Wednesday, October 8, 2014

What-Cha: Azores 'Encosta de Bruma' Premium Green Tea, A Tea Review

So, I totally missed last night's eclipse, boo! I woke up at an obnoxious hour to look at it and it was cloudy, or I was too out of it to find the moon, that is always a possibility when I stumble out of bed. Then when I went back to sleep I dreamed about the eclipse, so maybe I did see it after all. This eclipse was particularly awesome because it was on my Grandmother's birthday, how awesome is that? I hope I get an eclipse on my birthday some year, but I also hope for a blizzard too, and thunderstorms...I don't ask the weather for much.

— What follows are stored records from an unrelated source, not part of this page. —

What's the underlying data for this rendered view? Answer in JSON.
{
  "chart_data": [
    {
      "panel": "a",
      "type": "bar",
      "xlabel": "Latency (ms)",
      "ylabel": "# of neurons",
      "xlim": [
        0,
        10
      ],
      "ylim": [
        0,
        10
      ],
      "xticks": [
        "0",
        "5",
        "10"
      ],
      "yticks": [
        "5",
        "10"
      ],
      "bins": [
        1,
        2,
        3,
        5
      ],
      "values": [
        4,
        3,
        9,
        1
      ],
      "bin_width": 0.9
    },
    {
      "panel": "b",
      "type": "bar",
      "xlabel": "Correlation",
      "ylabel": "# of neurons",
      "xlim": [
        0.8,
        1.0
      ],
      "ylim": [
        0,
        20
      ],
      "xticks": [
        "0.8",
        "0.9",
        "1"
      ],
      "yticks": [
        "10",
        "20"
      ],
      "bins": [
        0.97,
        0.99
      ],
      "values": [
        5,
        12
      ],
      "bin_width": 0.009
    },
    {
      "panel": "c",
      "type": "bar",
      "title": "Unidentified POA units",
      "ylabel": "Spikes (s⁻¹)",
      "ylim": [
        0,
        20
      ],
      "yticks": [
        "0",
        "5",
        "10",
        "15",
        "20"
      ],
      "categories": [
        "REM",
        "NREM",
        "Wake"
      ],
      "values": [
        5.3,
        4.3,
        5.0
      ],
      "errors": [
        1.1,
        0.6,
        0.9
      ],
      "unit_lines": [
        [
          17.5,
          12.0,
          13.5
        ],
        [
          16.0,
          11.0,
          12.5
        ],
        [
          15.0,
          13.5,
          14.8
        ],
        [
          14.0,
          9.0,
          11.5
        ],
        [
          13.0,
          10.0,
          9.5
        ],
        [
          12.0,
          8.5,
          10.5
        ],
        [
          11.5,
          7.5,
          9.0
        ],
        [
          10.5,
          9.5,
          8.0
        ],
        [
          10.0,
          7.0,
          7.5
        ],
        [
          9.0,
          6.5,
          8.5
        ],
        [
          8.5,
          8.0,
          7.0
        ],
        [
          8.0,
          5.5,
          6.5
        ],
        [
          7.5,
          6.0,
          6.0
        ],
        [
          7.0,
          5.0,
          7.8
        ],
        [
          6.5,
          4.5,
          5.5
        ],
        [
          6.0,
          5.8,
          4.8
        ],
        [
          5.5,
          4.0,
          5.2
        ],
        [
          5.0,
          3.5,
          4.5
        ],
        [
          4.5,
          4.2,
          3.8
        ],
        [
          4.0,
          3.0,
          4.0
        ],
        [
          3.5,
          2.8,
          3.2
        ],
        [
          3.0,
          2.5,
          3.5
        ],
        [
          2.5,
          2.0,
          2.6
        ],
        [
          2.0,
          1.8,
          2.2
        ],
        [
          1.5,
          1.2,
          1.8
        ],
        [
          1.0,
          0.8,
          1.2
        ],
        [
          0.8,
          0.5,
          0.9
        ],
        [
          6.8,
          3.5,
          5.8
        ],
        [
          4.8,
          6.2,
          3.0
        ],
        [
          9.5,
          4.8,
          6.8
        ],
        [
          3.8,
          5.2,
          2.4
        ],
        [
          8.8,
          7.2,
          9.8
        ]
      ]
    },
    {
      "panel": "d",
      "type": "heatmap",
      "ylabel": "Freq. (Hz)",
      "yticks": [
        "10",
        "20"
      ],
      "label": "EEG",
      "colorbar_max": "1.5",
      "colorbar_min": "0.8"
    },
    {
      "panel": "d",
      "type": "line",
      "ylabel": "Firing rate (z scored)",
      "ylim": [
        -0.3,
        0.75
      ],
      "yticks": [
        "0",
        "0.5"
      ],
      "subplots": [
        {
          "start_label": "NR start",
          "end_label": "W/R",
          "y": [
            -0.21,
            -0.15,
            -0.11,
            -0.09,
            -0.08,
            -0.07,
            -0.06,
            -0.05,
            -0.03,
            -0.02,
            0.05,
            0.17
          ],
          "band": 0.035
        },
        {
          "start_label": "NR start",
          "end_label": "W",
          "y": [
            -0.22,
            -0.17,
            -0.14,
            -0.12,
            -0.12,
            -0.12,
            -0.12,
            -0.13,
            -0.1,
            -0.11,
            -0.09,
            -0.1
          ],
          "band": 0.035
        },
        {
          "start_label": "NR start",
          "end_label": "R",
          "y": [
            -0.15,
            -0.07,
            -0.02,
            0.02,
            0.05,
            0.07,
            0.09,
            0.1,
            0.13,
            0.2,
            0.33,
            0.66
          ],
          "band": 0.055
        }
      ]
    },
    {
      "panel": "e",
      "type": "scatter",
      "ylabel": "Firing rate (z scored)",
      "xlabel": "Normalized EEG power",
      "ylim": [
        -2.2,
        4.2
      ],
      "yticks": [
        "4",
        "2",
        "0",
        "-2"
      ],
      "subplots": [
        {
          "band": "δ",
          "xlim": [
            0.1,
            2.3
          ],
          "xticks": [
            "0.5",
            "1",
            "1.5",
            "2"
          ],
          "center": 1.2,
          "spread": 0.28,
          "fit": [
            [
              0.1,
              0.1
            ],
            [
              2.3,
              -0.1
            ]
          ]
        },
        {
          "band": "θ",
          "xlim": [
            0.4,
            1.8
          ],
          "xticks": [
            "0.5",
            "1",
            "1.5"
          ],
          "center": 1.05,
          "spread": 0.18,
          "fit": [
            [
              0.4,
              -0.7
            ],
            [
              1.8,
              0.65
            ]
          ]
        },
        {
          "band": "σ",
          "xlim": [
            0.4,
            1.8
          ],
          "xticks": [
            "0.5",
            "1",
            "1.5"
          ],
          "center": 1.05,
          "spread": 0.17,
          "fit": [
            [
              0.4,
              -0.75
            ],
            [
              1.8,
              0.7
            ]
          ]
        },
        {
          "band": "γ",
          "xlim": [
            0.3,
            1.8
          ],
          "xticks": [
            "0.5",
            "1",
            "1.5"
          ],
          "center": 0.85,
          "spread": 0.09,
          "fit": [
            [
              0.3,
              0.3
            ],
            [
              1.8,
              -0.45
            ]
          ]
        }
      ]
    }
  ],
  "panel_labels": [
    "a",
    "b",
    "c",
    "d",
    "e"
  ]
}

Today's tea from What-Cha might win the award for the most unique terroir I have experienced! Azores 'Encosta de Bruma' Premium Green Tea is, as the name says, from the Azores and is from the oldest European tea estate, the Gorreana Tea Estate. They have been producing tea since 1883, they have been pesticide free for 130 years, that is some old school organic practices! The thing that infuriates me is none of my tea history books mention this tea estate, or if they did it was so brief that I forgot about it, tsk tsk, I was not even aware that the Azores produced tea, so being able to be educated about a new tea producing region makes this tea extra special to me. The aroma of the green leaves is gentle, with initial notes of fruit and vegetal. This transitions to sea air and a touch of tomato leaves. I would say that the aroma is both interesting and non-assuming, so it is not like getting hit in the face by a wave or sitting in a pile of fruit. It balances its sweet and savory notes quite well.

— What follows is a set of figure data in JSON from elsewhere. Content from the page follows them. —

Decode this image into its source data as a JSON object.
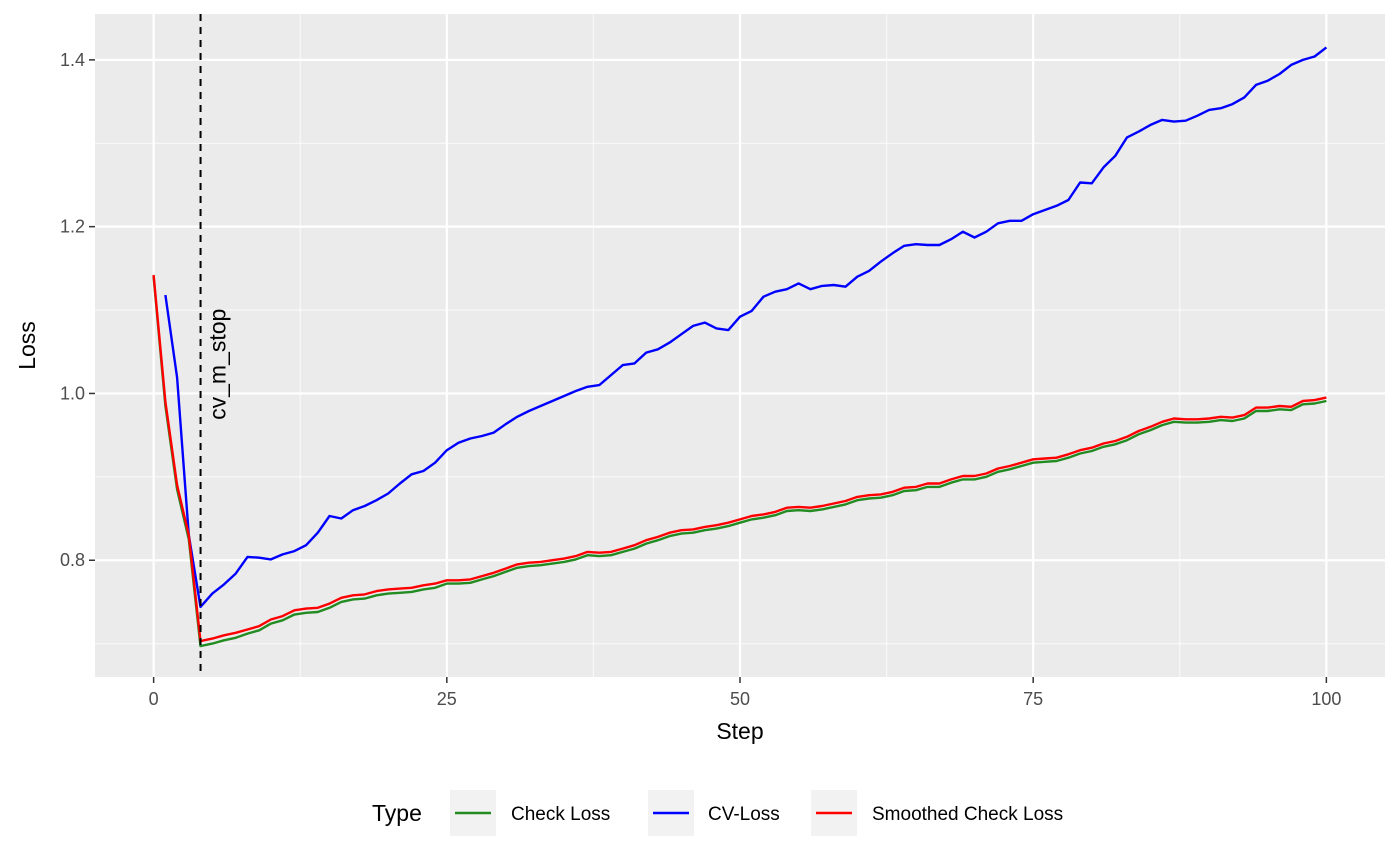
{
  "chart_data": {
    "type": "line",
    "title": "",
    "xlabel": "Step",
    "ylabel": "Loss",
    "xlim": [
      -5,
      105
    ],
    "ylim": [
      0.66,
      1.455
    ],
    "x_ticks": [
      0,
      25,
      50,
      75,
      100
    ],
    "y_ticks": [
      0.8,
      1.0,
      1.2,
      1.4
    ],
    "x_tick_labels": [
      "0",
      "25",
      "50",
      "75",
      "100"
    ],
    "y_tick_labels": [
      "0.8",
      "1.0",
      "1.2",
      "1.4"
    ],
    "grid": true,
    "legend": {
      "title": "Type",
      "position": "bottom"
    },
    "vline": {
      "x": 4,
      "label": "cv_m_stop",
      "style": "dashed"
    },
    "series": [
      {
        "name": "Check Loss",
        "color": "#228B22",
        "x": [
          0,
          1,
          2,
          3,
          4,
          5,
          6,
          7,
          8,
          9,
          10,
          11,
          12,
          13,
          14,
          15,
          16,
          17,
          18,
          19,
          20,
          21,
          22,
          23,
          24,
          25,
          26,
          27,
          28,
          29,
          30,
          31,
          32,
          33,
          34,
          35,
          36,
          37,
          38,
          39,
          40,
          41,
          42,
          43,
          44,
          45,
          46,
          47,
          48,
          49,
          50,
          51,
          52,
          53,
          54,
          55,
          56,
          57,
          58,
          59,
          60,
          61,
          62,
          63,
          64,
          65,
          66,
          67,
          68,
          69,
          70,
          71,
          72,
          73,
          74,
          75,
          76,
          77,
          78,
          79,
          80,
          81,
          82,
          83,
          84,
          85,
          86,
          87,
          88,
          89,
          90,
          91,
          92,
          93,
          94,
          95,
          96,
          97,
          98,
          99,
          100
        ],
        "values": [
          1.14,
          0.985,
          0.885,
          0.825,
          0.697,
          0.7,
          0.704,
          0.707,
          0.712,
          0.716,
          0.724,
          0.728,
          0.735,
          0.737,
          0.738,
          0.743,
          0.75,
          0.753,
          0.754,
          0.758,
          0.76,
          0.761,
          0.762,
          0.765,
          0.767,
          0.772,
          0.772,
          0.773,
          0.777,
          0.781,
          0.786,
          0.791,
          0.793,
          0.794,
          0.796,
          0.798,
          0.801,
          0.806,
          0.805,
          0.806,
          0.81,
          0.814,
          0.82,
          0.824,
          0.829,
          0.832,
          0.833,
          0.836,
          0.838,
          0.841,
          0.845,
          0.849,
          0.851,
          0.854,
          0.859,
          0.86,
          0.859,
          0.861,
          0.864,
          0.867,
          0.872,
          0.874,
          0.875,
          0.878,
          0.883,
          0.884,
          0.888,
          0.888,
          0.893,
          0.897,
          0.897,
          0.9,
          0.906,
          0.909,
          0.913,
          0.917,
          0.918,
          0.919,
          0.923,
          0.928,
          0.931,
          0.936,
          0.939,
          0.944,
          0.951,
          0.956,
          0.962,
          0.966,
          0.965,
          0.965,
          0.966,
          0.968,
          0.967,
          0.97,
          0.979,
          0.979,
          0.981,
          0.98,
          0.987,
          0.988,
          0.991
        ]
      },
      {
        "name": "CV-Loss",
        "color": "#0000FF",
        "x": [
          1,
          2,
          3,
          4,
          5,
          6,
          7,
          8,
          9,
          10,
          11,
          12,
          13,
          14,
          15,
          16,
          17,
          18,
          19,
          20,
          21,
          22,
          23,
          24,
          25,
          26,
          27,
          28,
          29,
          30,
          31,
          32,
          33,
          34,
          35,
          36,
          37,
          38,
          39,
          40,
          41,
          42,
          43,
          44,
          45,
          46,
          47,
          48,
          49,
          50,
          51,
          52,
          53,
          54,
          55,
          56,
          57,
          58,
          59,
          60,
          61,
          62,
          63,
          64,
          65,
          66,
          67,
          68,
          69,
          70,
          71,
          72,
          73,
          74,
          75,
          76,
          77,
          78,
          79,
          80,
          81,
          82,
          83,
          84,
          85,
          86,
          87,
          88,
          89,
          90,
          91,
          92,
          93,
          94,
          95,
          96,
          97,
          98,
          99,
          100
        ],
        "values": [
          1.118,
          1.019,
          0.83,
          0.744,
          0.76,
          0.771,
          0.784,
          0.804,
          0.803,
          0.801,
          0.807,
          0.811,
          0.818,
          0.833,
          0.853,
          0.85,
          0.86,
          0.865,
          0.872,
          0.88,
          0.892,
          0.903,
          0.907,
          0.917,
          0.932,
          0.941,
          0.946,
          0.949,
          0.953,
          0.963,
          0.972,
          0.979,
          0.985,
          0.991,
          0.997,
          1.003,
          1.008,
          1.01,
          1.022,
          1.034,
          1.036,
          1.049,
          1.053,
          1.061,
          1.071,
          1.081,
          1.085,
          1.078,
          1.076,
          1.092,
          1.099,
          1.116,
          1.122,
          1.125,
          1.132,
          1.125,
          1.129,
          1.13,
          1.128,
          1.14,
          1.147,
          1.158,
          1.168,
          1.177,
          1.179,
          1.178,
          1.178,
          1.185,
          1.194,
          1.187,
          1.194,
          1.204,
          1.207,
          1.207,
          1.215,
          1.22,
          1.225,
          1.232,
          1.253,
          1.252,
          1.271,
          1.285,
          1.307,
          1.314,
          1.322,
          1.328,
          1.326,
          1.327,
          1.333,
          1.34,
          1.342,
          1.347,
          1.355,
          1.37,
          1.375,
          1.383,
          1.394,
          1.4,
          1.404,
          1.415
        ]
      },
      {
        "name": "Smoothed Check Loss",
        "color": "#FF0000",
        "x": [
          0,
          1,
          2,
          3,
          4,
          5,
          6,
          7,
          8,
          9,
          10,
          11,
          12,
          13,
          14,
          15,
          16,
          17,
          18,
          19,
          20,
          21,
          22,
          23,
          24,
          25,
          26,
          27,
          28,
          29,
          30,
          31,
          32,
          33,
          34,
          35,
          36,
          37,
          38,
          39,
          40,
          41,
          42,
          43,
          44,
          45,
          46,
          47,
          48,
          49,
          50,
          51,
          52,
          53,
          54,
          55,
          56,
          57,
          58,
          59,
          60,
          61,
          62,
          63,
          64,
          65,
          66,
          67,
          68,
          69,
          70,
          71,
          72,
          73,
          74,
          75,
          76,
          77,
          78,
          79,
          80,
          81,
          82,
          83,
          84,
          85,
          86,
          87,
          88,
          89,
          90,
          91,
          92,
          93,
          94,
          95,
          96,
          97,
          98,
          99,
          100
        ],
        "values": [
          1.142,
          0.99,
          0.89,
          0.83,
          0.703,
          0.706,
          0.71,
          0.713,
          0.717,
          0.721,
          0.729,
          0.733,
          0.74,
          0.742,
          0.743,
          0.748,
          0.755,
          0.758,
          0.759,
          0.763,
          0.765,
          0.766,
          0.767,
          0.77,
          0.772,
          0.776,
          0.776,
          0.777,
          0.781,
          0.785,
          0.79,
          0.795,
          0.797,
          0.798,
          0.8,
          0.802,
          0.805,
          0.81,
          0.809,
          0.81,
          0.814,
          0.818,
          0.824,
          0.828,
          0.833,
          0.836,
          0.837,
          0.84,
          0.842,
          0.845,
          0.849,
          0.853,
          0.855,
          0.858,
          0.863,
          0.864,
          0.863,
          0.865,
          0.868,
          0.871,
          0.876,
          0.878,
          0.879,
          0.882,
          0.887,
          0.888,
          0.892,
          0.892,
          0.897,
          0.901,
          0.901,
          0.904,
          0.91,
          0.913,
          0.917,
          0.921,
          0.922,
          0.923,
          0.927,
          0.932,
          0.935,
          0.94,
          0.943,
          0.948,
          0.955,
          0.96,
          0.966,
          0.97,
          0.969,
          0.969,
          0.97,
          0.972,
          0.971,
          0.974,
          0.983,
          0.983,
          0.985,
          0.984,
          0.991,
          0.992,
          0.995
        ]
      }
    ]
  },
  "colors": {
    "panel_background": "#EBEBEB",
    "grid_major": "#FFFFFF",
    "vline": "#000000"
  }
}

I decided to steep this tea Western Style, as it fitting for a European tea. The steeped leaves are still quite gentle with their aroma, it is savory too, with notes of tomato leaf, a bit of tomato, and a nice pinch of sea air. I think it is safe to say that these leaves have some serious umami going on. Which is a total contrast to the liquid! Its aroma is a great blend of fruity notes, specifically apricots and a bit of orange, along with fresh tomato. I will be honest, I had to do a double take sniff, because it caught me a bit off guard. It is a strange aroma, but not an unpleasant one, it reminds me a bit of a salad.

The taste is delightfully mild, sometimes you want a tea with a bold in your face taste, other times you want a tea that is mild and delicate, this is definitely that tea. It starts out fairly savory with notes of sea air and tomato leaf, this slowly transitions to sweetness until it is like taking a full bite out of a fresh apricot. Drinking this tea reminded me of standing on a sea side cliff in Maine while eating an apricot, the refreshing sea air and lush vegetation with fruity sweetness make for a very refreshing cup. I could certainly see myself reaching for a cup of this tea when I have a headache and I want a light, refreshing, tea with very clear and crisp flavors that do not overwhelm.